KONTEYNER GEMİLERİ ÇANDARLI'YA YÖNLENDİRİLECEK
Bakan Yıldırım'ın açıklaması, Özelleştirme İdaresi Başkanlığı'nın (ÖİB) 2006 yılından bu yana özelleştirmeye çalıştığı İzmir Alsancak Limanı'nda yeni bir sayfanın açıldığını gösteriyor. ÖİB, İzmir Alsancak Limanı'nı kruvaziyer ve konteyner gemilerine hizmet vermek üzere iki ayrı liman olarak ayırarak özelleştirilmek istiyordu. ÖİB, bu konuda son olarak 20 Şubat 2013 tarihinde Avusturya merkezli Raiffeisen Centrobank ile danışmanlık hizmet sözleşmesi imzalamış ve bu firmanın hazırlayacağı raporlara göre söz konusu limanların özelleştirilmesinde izleyeceği yol haritasını belirleyeceğini açıklamıştı.
Ancak Ulaştırma Bakanı Binali Yıldırım'ın DÜNYA Ekonomi Denizcilik ve Lojistik TV'nin canlı yayınında yaptığı açıklamasına göre, Alsancak Limanı için yeni bir sayfa açılıyor.

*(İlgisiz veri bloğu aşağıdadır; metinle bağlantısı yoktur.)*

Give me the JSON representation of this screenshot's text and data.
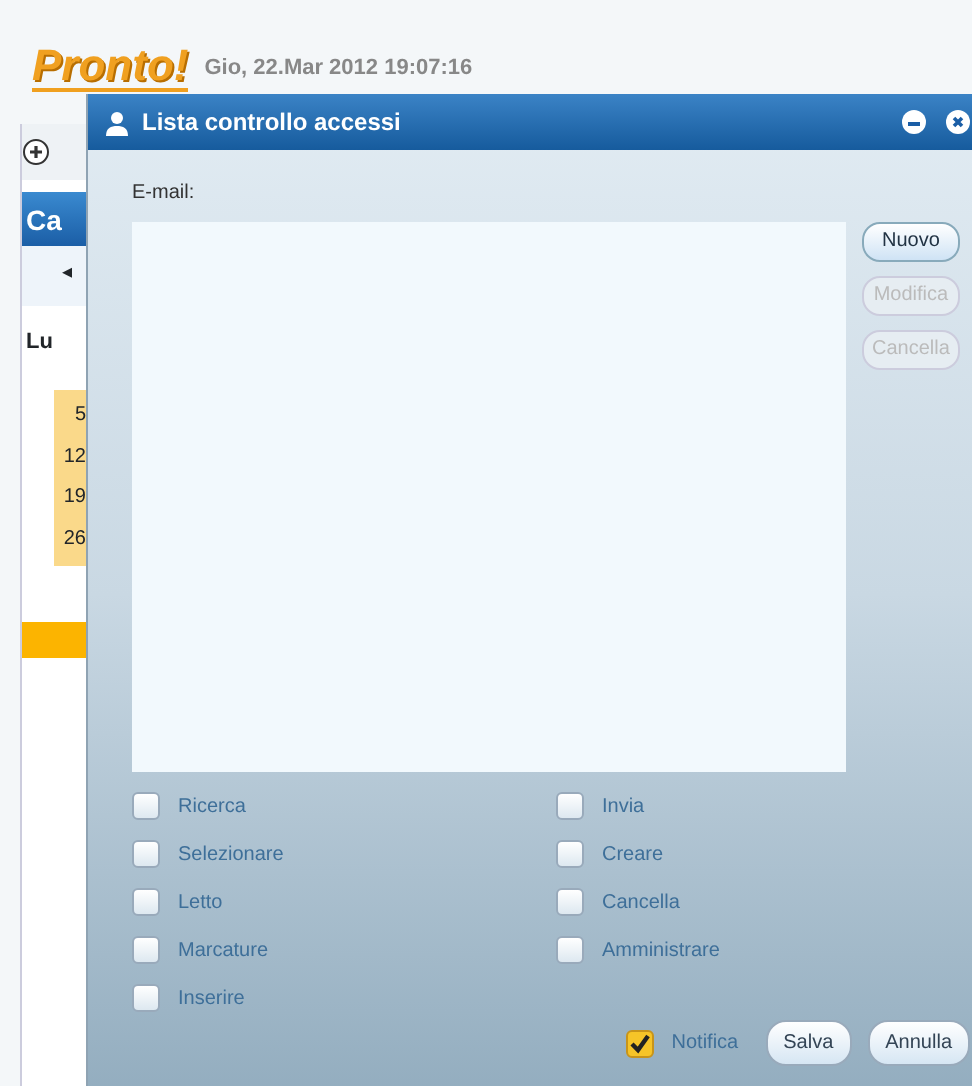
{
  "app": {
    "logo": "Pronto!",
    "datetime": "Gio, 22.Mar 2012 19:07:16",
    "panel_title": "Ca",
    "nav_arrow": "◂",
    "day_header": "Lu",
    "dates": [
      "5",
      "12",
      "19",
      "26"
    ]
  },
  "dialog": {
    "title": "Lista controllo accessi",
    "email_label": "E-mail:",
    "side_buttons": [
      {
        "label": "Nuovo",
        "disabled": false
      },
      {
        "label": "Modifica",
        "disabled": true
      },
      {
        "label": "Cancella",
        "disabled": true
      }
    ],
    "permissions": [
      {
        "label": "Ricerca",
        "checked": false
      },
      {
        "label": "Invia",
        "checked": false
      },
      {
        "label": "Selezionare",
        "checked": false
      },
      {
        "label": "Creare",
        "checked": false
      },
      {
        "label": "Letto",
        "checked": false
      },
      {
        "label": "Cancella",
        "checked": false
      },
      {
        "label": "Marcature",
        "checked": false
      },
      {
        "label": "Amministrare",
        "checked": false
      },
      {
        "label": "Inserire",
        "checked": false
      }
    ],
    "notify": {
      "label": "Notifica",
      "checked": true
    },
    "buttons": [
      "Salva",
      "Annulla"
    ]
  }
}
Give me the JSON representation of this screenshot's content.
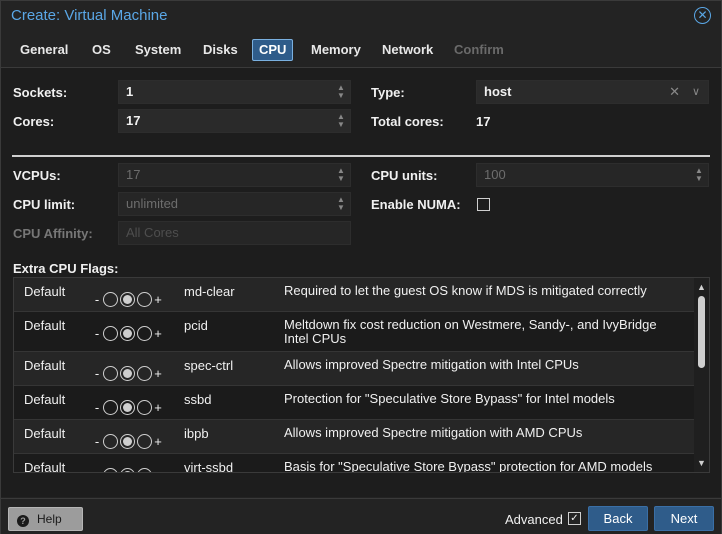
{
  "window": {
    "title": "Create: Virtual Machine"
  },
  "tabs": [
    {
      "label": "General",
      "state": "normal"
    },
    {
      "label": "OS",
      "state": "normal"
    },
    {
      "label": "System",
      "state": "normal"
    },
    {
      "label": "Disks",
      "state": "normal"
    },
    {
      "label": "CPU",
      "state": "active"
    },
    {
      "label": "Memory",
      "state": "normal"
    },
    {
      "label": "Network",
      "state": "normal"
    },
    {
      "label": "Confirm",
      "state": "disabled"
    }
  ],
  "cpu": {
    "sockets_label": "Sockets:",
    "sockets_value": "1",
    "cores_label": "Cores:",
    "cores_value": "17",
    "type_label": "Type:",
    "type_value": "host",
    "total_cores_label": "Total cores:",
    "total_cores_value": "17",
    "vcpus_label": "VCPUs:",
    "vcpus_value": "17",
    "cpu_units_label": "CPU units:",
    "cpu_units_value": "100",
    "cpu_limit_label": "CPU limit:",
    "cpu_limit_value": "unlimited",
    "numa_label": "Enable NUMA:",
    "numa_checked": false,
    "affinity_label": "CPU Affinity:",
    "affinity_value": "All Cores",
    "extra_flags_label": "Extra CPU Flags:"
  },
  "flags": [
    {
      "state": "Default",
      "name": "md-clear",
      "description": "Required to let the guest OS know if MDS is mitigated correctly",
      "minus": "-",
      "plus": "+"
    },
    {
      "state": "Default",
      "name": "pcid",
      "description": "Meltdown fix cost reduction on Westmere, Sandy-, and IvyBridge Intel CPUs",
      "minus": "-",
      "plus": "+"
    },
    {
      "state": "Default",
      "name": "spec-ctrl",
      "description": "Allows improved Spectre mitigation with Intel CPUs",
      "minus": "-",
      "plus": "+"
    },
    {
      "state": "Default",
      "name": "ssbd",
      "description": "Protection for \"Speculative Store Bypass\" for Intel models",
      "minus": "-",
      "plus": "+"
    },
    {
      "state": "Default",
      "name": "ibpb",
      "description": "Allows improved Spectre mitigation with AMD CPUs",
      "minus": "-",
      "plus": "+"
    },
    {
      "state": "Default",
      "name": "virt-ssbd",
      "description": "Basis for \"Speculative Store Bypass\" protection for AMD models",
      "minus": "-",
      "plus": "+"
    }
  ],
  "footer": {
    "help_label": "Help",
    "advanced_label": "Advanced",
    "advanced_checked": true,
    "back_label": "Back",
    "next_label": "Next"
  },
  "colors": {
    "accent": "#5aa7e6",
    "primary_button": "#2f5c8a",
    "background": "#1d1d1d"
  }
}
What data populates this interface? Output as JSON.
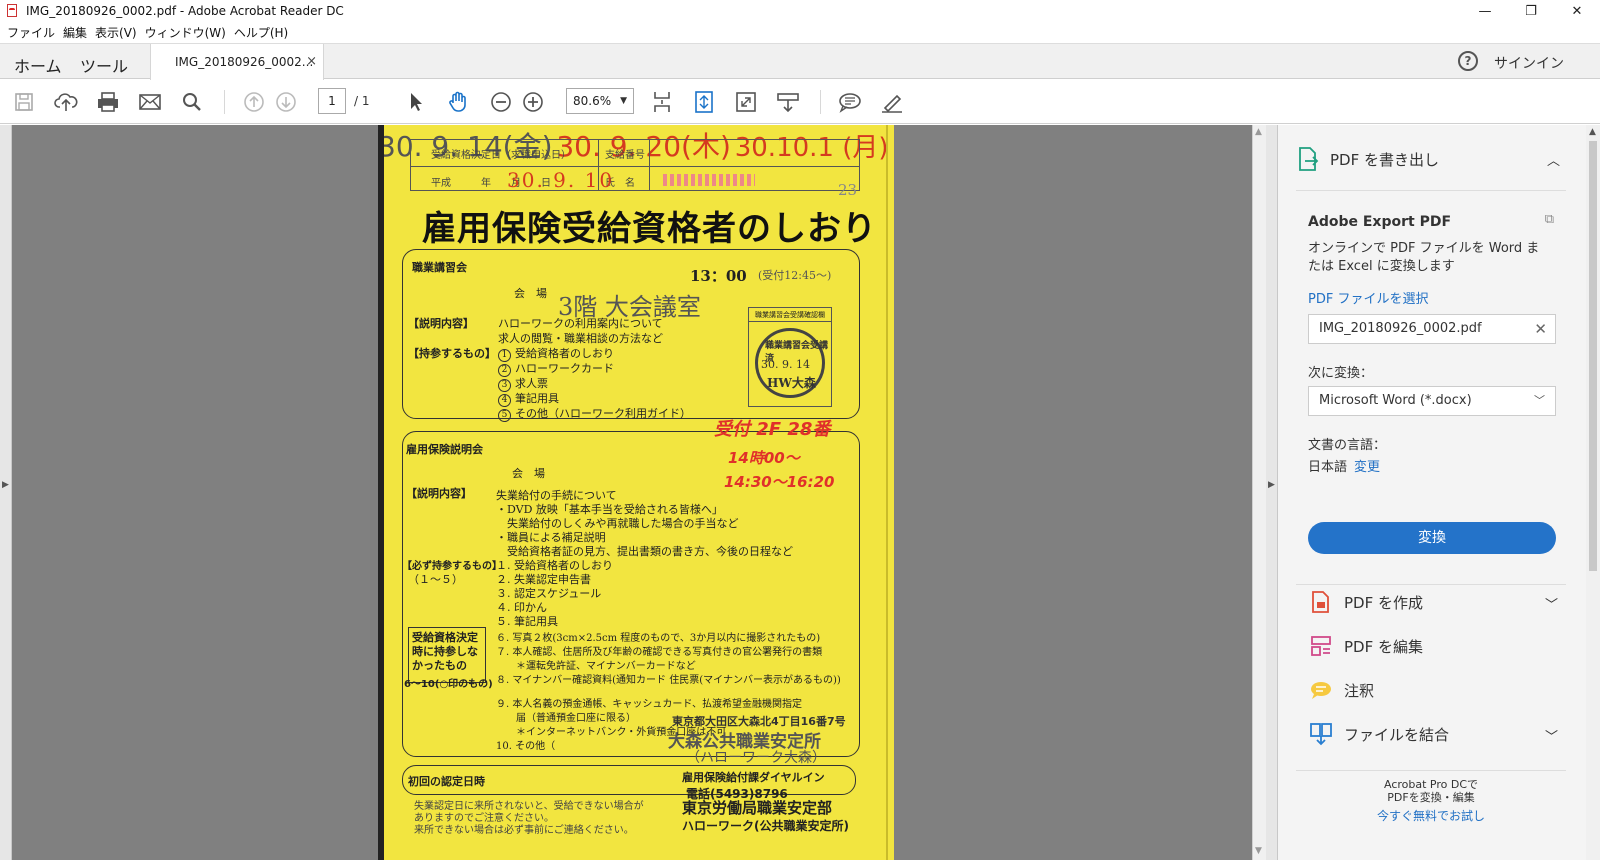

Yeni süreçte, özelleştirilme süreci kapandığı gibi, Çandarlı Kuzey Ege Limanı devreye girdikten konteyner gemileri aşama aşama oraya yönlendirilirken, Alsancak Limanı ise kruvaziyer gemilere ayrılacak ve liman sahasında oluşturulacak bir yaşam merkezi ile birlikte burası kruvaziyerde önemli bir turizm konseptine dönüştürülecek.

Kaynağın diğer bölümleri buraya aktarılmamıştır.